MATTEO: Il nome lo ha coniato il nostro primo batterista, Met. Il significato? Suona bene e ci sembrava identificativo del gruppo, dato che agli inizi eravamo più portati a suonare un Southern Metal di matrice “Down”. Ah, eravamo sbronzi, ovviamente (bei tempi!!).
MICH: Si un significato precisò ce l’ha: “Inferno del sud”. Il nome ci sembrava tosto…tutto qua.
SATIA: Non so, io sono entrato dopo nel gruppo, nel maggio del 2011. Quando mi è stato chiesto di entrare nei Southell con è stato uno dei giorni più belli di sempre, perchè ho sempre suonato con gruppetti qua e là ma mai combinato niente di serio. Con loro sapevo che ci si divertiva e si combinava qualcosa di buono. Già li seguivo da un pezzo come fan, avrò avuto si e no 16/17 anni la prima volta che li ho visti dal vivo e ricordo di essere rimasto davvero colpito per il loro modo di stare sul palco. Li ho sempre guardati con ammirazione per quel che facevano e per come lo facevano, quindi potete comprendere l’euforia che ho avuto e che ho ancora al pensiero di suonare e far parte dei Southell, anche se, purtroppo, durante il percorso per varie ragioni se ne sono andati via altre due pedine importanti del gruppo: Naso e il grande Kian, che saluto con affetto.
2) Leggo che siete di Ancona..strano, avrei detto di Seattle. Quanto è forte l’influenza di quell’ambiente sulla vostra musica?
Per quanto mi riguarda, fortissima, ma involontaria. Sono cresciuto a pane e “Seattle sound” e, nonostante non sia più il mio genere di riferimento, credo mi segua come un’ombra in tutto quello che faccio. E comunque parlare di Seattle non equivale a parlare solo di grunge…Jimi Hendrix e Melvins dove li mettiamo?
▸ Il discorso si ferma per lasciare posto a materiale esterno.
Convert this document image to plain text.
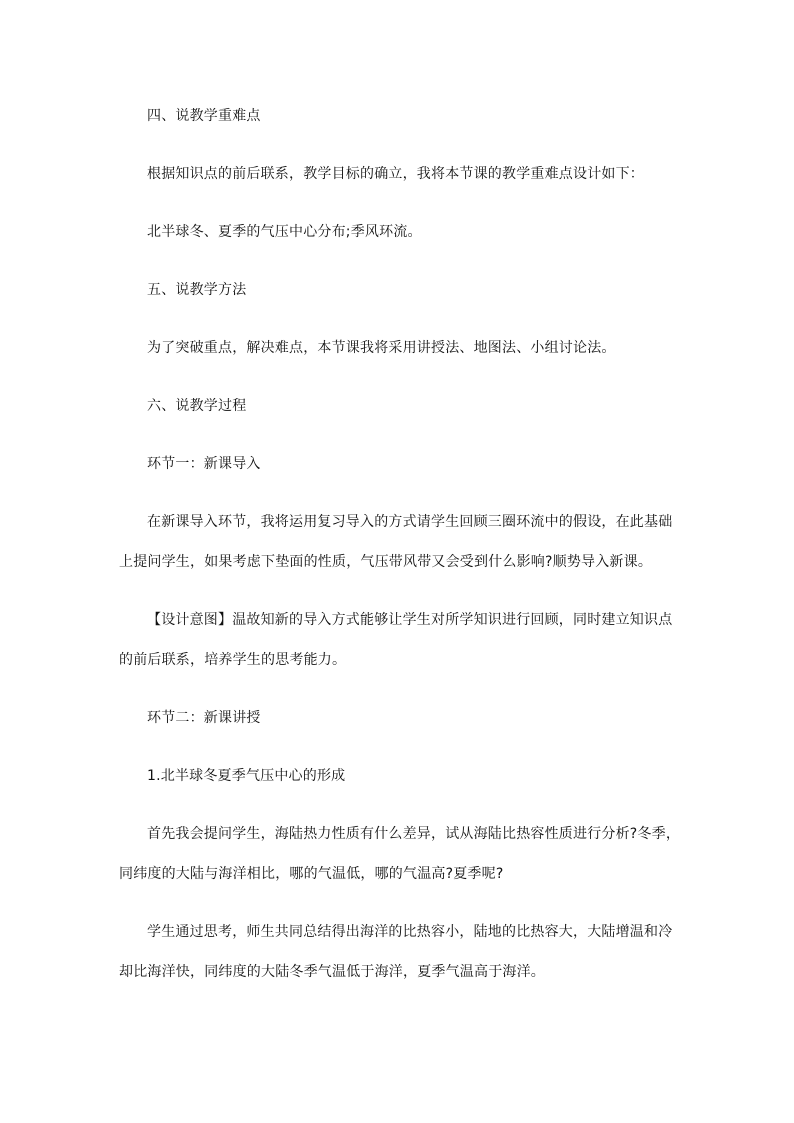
四、说教学重难点
根据知识点的前后联系，教学目标的确立，我将本节课的教学重难点设计如下：
北半球冬、夏季的气压中心分布;季风环流。
五、说教学方法
为了突破重点，解决难点，本节课我将采用讲授法、地图法、小组讨论法。
六、说教学过程
环节一：新课导入
在新课导入环节，我将运用复习导入的方式请学生回顾三圈环流中的假设，在此基础
上提问学生，如果考虑下垫面的性质，气压带风带又会受到什么影响?顺势导入新课。
【设计意图】温故知新的导入方式能够让学生对所学知识进行回顾，同时建立知识点
的前后联系，培养学生的思考能力。
环节二：新课讲授
1.北半球冬夏季气压中心的形成
首先我会提问学生，海陆热力性质有什么差异，试从海陆比热容性质进行分析?冬季，
同纬度的大陆与海洋相比，哪的气温低，哪的气温高?夏季呢?
学生通过思考，师生共同总结得出海洋的比热容小，陆地的比热容大，大陆增温和冷
却比海洋快，同纬度的大陆冬季气温低于海洋，夏季气温高于海洋。
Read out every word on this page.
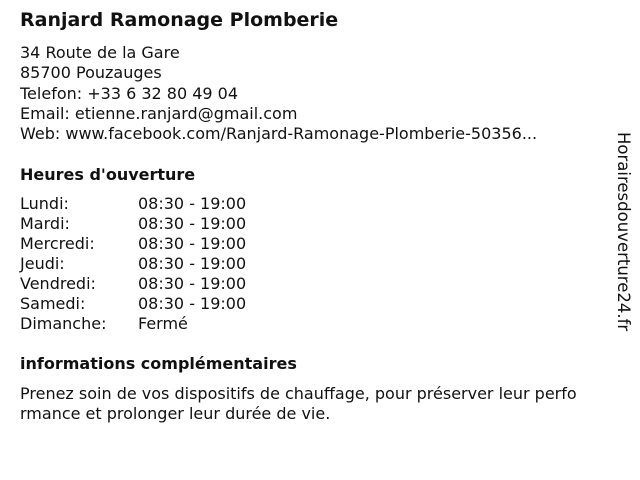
Ranjard Ramonage Plomberie
34 Route de la Gare
85700 Pouzauges
Telefon: +33 6 32 80 49 04
Email: etienne.ranjard@gmail.com
Web: www.facebook.com/Ranjard-Ramonage-Plomberie-50356...
Heures d'ouverture
Lundi:	08:30 - 19:00
Mardi:	08:30 - 19:00
Mercredi:	08:30 - 19:00
Jeudi:	08:30 - 19:00
Vendredi:	08:30 - 19:00
Samedi:	08:30 - 19:00
Dimanche:	Fermé
informations complémentaires
Prenez soin de vos dispositifs de chauffage, pour préserver leur perfo
rmance et prolonger leur durée de vie.
Horairesdouverture24.fr
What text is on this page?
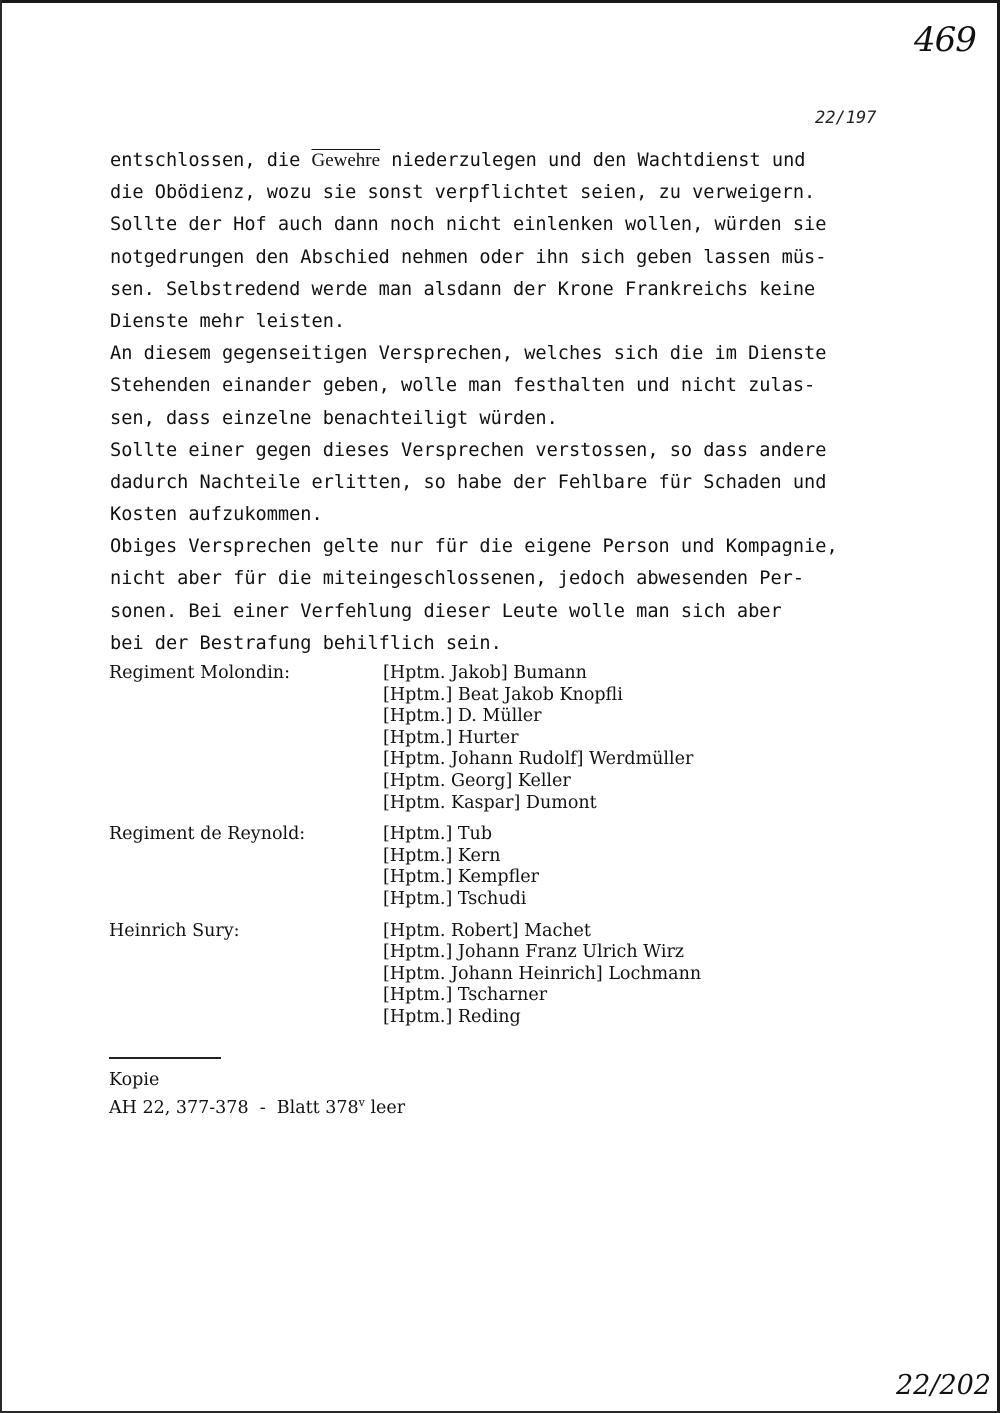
469
22/197
entschlossen, die Gewehre niederzulegen und den Wachtdienst und
die Obödienz, wozu sie sonst verpflichtet seien, zu verweigern.
Sollte der Hof auch dann noch nicht einlenken wollen, würden sie
notgedrungen den Abschied nehmen oder ihn sich geben lassen müs-
sen. Selbstredend werde man alsdann der Krone Frankreichs keine
Dienste mehr leisten.
An diesem gegenseitigen Versprechen, welches sich die im Dienste
Stehenden einander geben, wolle man festhalten und nicht zulas-
sen, dass einzelne benachteiligt würden.
Sollte einer gegen dieses Versprechen verstossen, so dass andere
dadurch Nachteile erlitten, so habe der Fehlbare für Schaden und
Kosten aufzukommen.
Obiges Versprechen gelte nur für die eigene Person und Kompagnie,
nicht aber für die miteingeschlossenen, jedoch abwesenden Per-
sonen. Bei einer Verfehlung dieser Leute wolle man sich aber
bei der Bestrafung behilflich sein.
Regiment Molondin:	[Hptm. Jakob] Bumann
[Hptm.] Beat Jakob Knopfli
[Hptm.] D. Müller
[Hptm.] Hurter
[Hptm. Johann Rudolf] Werdmüller
[Hptm. Georg] Keller
[Hptm. Kaspar] Dumont
Regiment de Reynold:	[Hptm.] Tub
[Hptm.] Kern
[Hptm.] Kempfler
[Hptm.] Tschudi
Heinrich Sury:	[Hptm. Robert] Machet
[Hptm.] Johann Franz Ulrich Wirz
[Hptm. Johann Heinrich] Lochmann
[Hptm.] Tscharner
[Hptm.] Reding
Kopie
AH 22, 377-378  -  Blatt 378$^v$ leer
22/202
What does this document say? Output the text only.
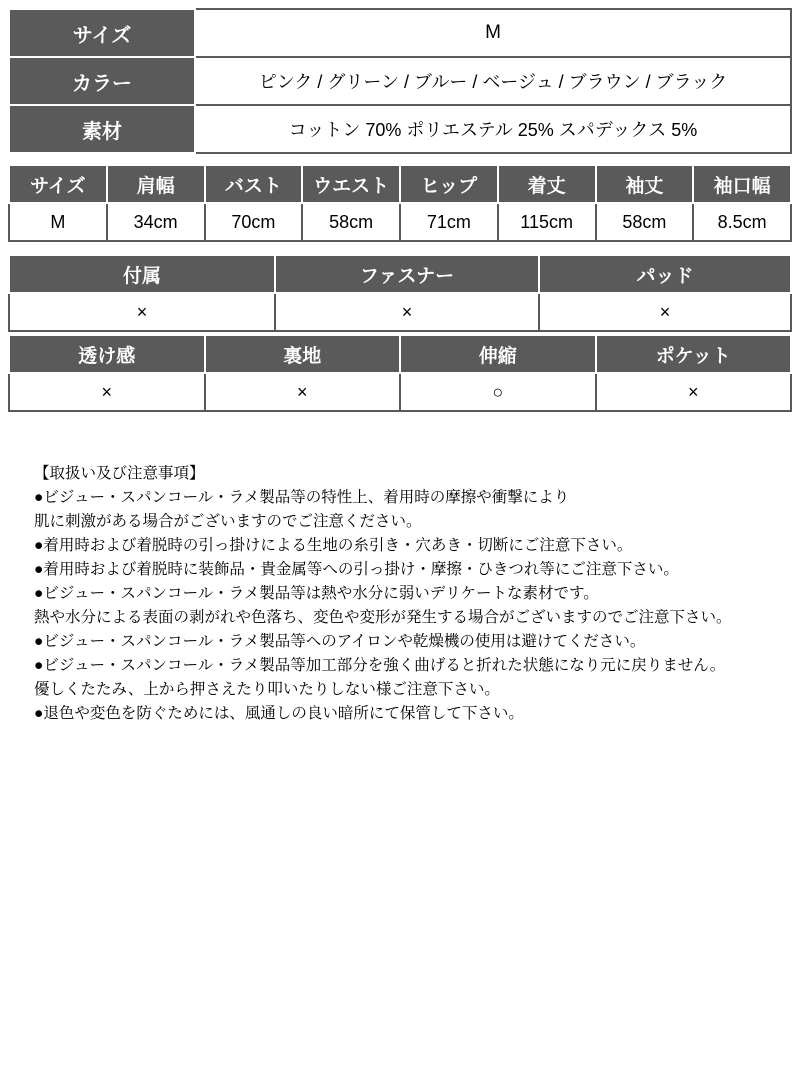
サイズ	M
カラー	ピンク / グリーン / ブルー / ベージュ / ブラウン / ブラック
素材	コットン 70% ポリエステル 25% スパデックス 5%
サイズ	肩幅	バスト	ウエスト	ヒップ	着丈	袖丈	袖口幅
M	34cm	70cm	58cm	71cm	115cm	58cm	8.5cm
付属	ファスナー	パッド
×	×	×
透け感	裏地	伸縮	ポケット
×	×	○	×
【取扱い及び注意事項】
●ビジュー・スパンコール・ラメ製品等の特性上、着用時の摩擦や衝撃により
肌に刺激がある場合がございますのでご注意ください。
●着用時および着脱時の引っ掛けによる生地の糸引き・穴あき・切断にご注意下さい。
●着用時および着脱時に装飾品・貴金属等への引っ掛け・摩擦・ひきつれ等にご注意下さい。
●ビジュー・スパンコール・ラメ製品等は熱や水分に弱いデリケートな素材です。
熱や水分による表面の剥がれや色落ち、変色や変形が発生する場合がございますのでご注意下さい。
●ビジュー・スパンコール・ラメ製品等へのアイロンや乾燥機の使用は避けてください。
●ビジュー・スパンコール・ラメ製品等加工部分を強く曲げると折れた状態になり元に戻りません。
優しくたたみ、上から押さえたり叩いたりしない様ご注意下さい。
●退色や変色を防ぐためには、風通しの良い暗所にて保管して下さい。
Beh Seattle fa subito venire in mente molti gruppi stracazzuti, soprattutto grunge, ma questo per me non ha molta influenza; per lo meno nei nuovi pezzi che stiamo componendo ci stiamo spostando su sonorità più lente e pesanti che hanno a che fare ben poco col grunge.
Sicuramente…è la città di Jimi Hendrix!
3)Una cosa che mi interessa molto sapere è in quali step avviene il processo compositivo dei vostri pezzi. C’è qualcuno a casa che mette su da solo una base o parte tutto da un riff in sala prove?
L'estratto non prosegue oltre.